Q.9 - Who is your favorite hockey player (current or retired)? Why?

That is so hard. I loved that Mike Bossy took repeated abuse and just kept on scoring. It's one thing to be a physical force who can fight. It's quite another to say, "I can take anything you dish out, and I'll still put up 60 goals." That said, I loved Bryan Trottier, I loved Brian Sutter in St. Louis, I loved Doug Gilmour before a, ahem, "controversial personal matter" got him booted out of St. Louis. The nostalgic picture of a hockey player to me is Bobby Nystrom, flying down the wing with locks flowing like streamers and mustache steering the way, doing anything his team needed him to do. Currently, it's hard not to love how Trent Hunter plays this game.

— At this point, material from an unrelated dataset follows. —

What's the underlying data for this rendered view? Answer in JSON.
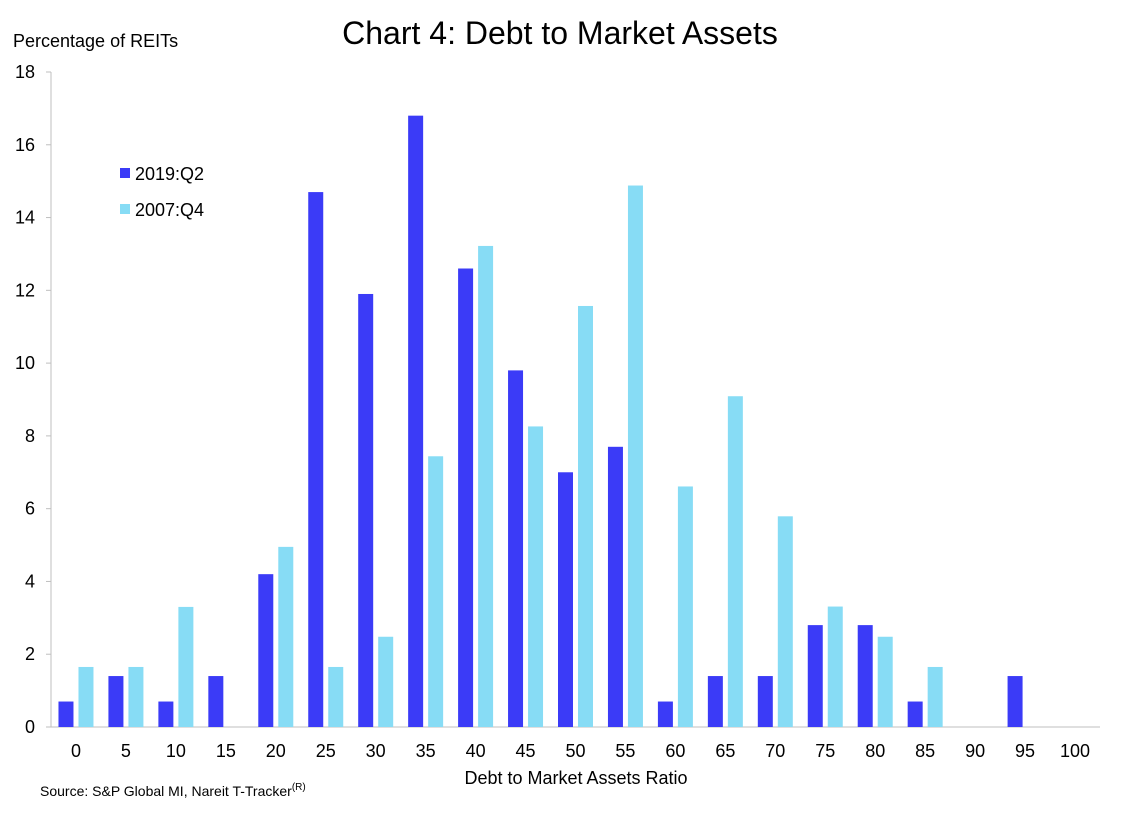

Q.10 - Is there any hockey blog or website that you look to for inspiration?

I love the spirit and the community that the guys at Pension Plan Puppets have built. And what first introduced me to SBN was when the MLB Cardinals blog, Viva el Birdos, moved to SBN. It was started by a Cardinals fan who lives in Colorado, and from Day 1 it was a great example of how someone could run a passionate, smart, analytical blog about a team from outside that team's locale.

Obviously, Lighthouse Hockey is nowhere near either of those. But my hope is that with SBN tools and by setting a tone and a consistent presence, it can become a fun, reliable place where Islanders fans can run with the interactive tools and take over the conversation.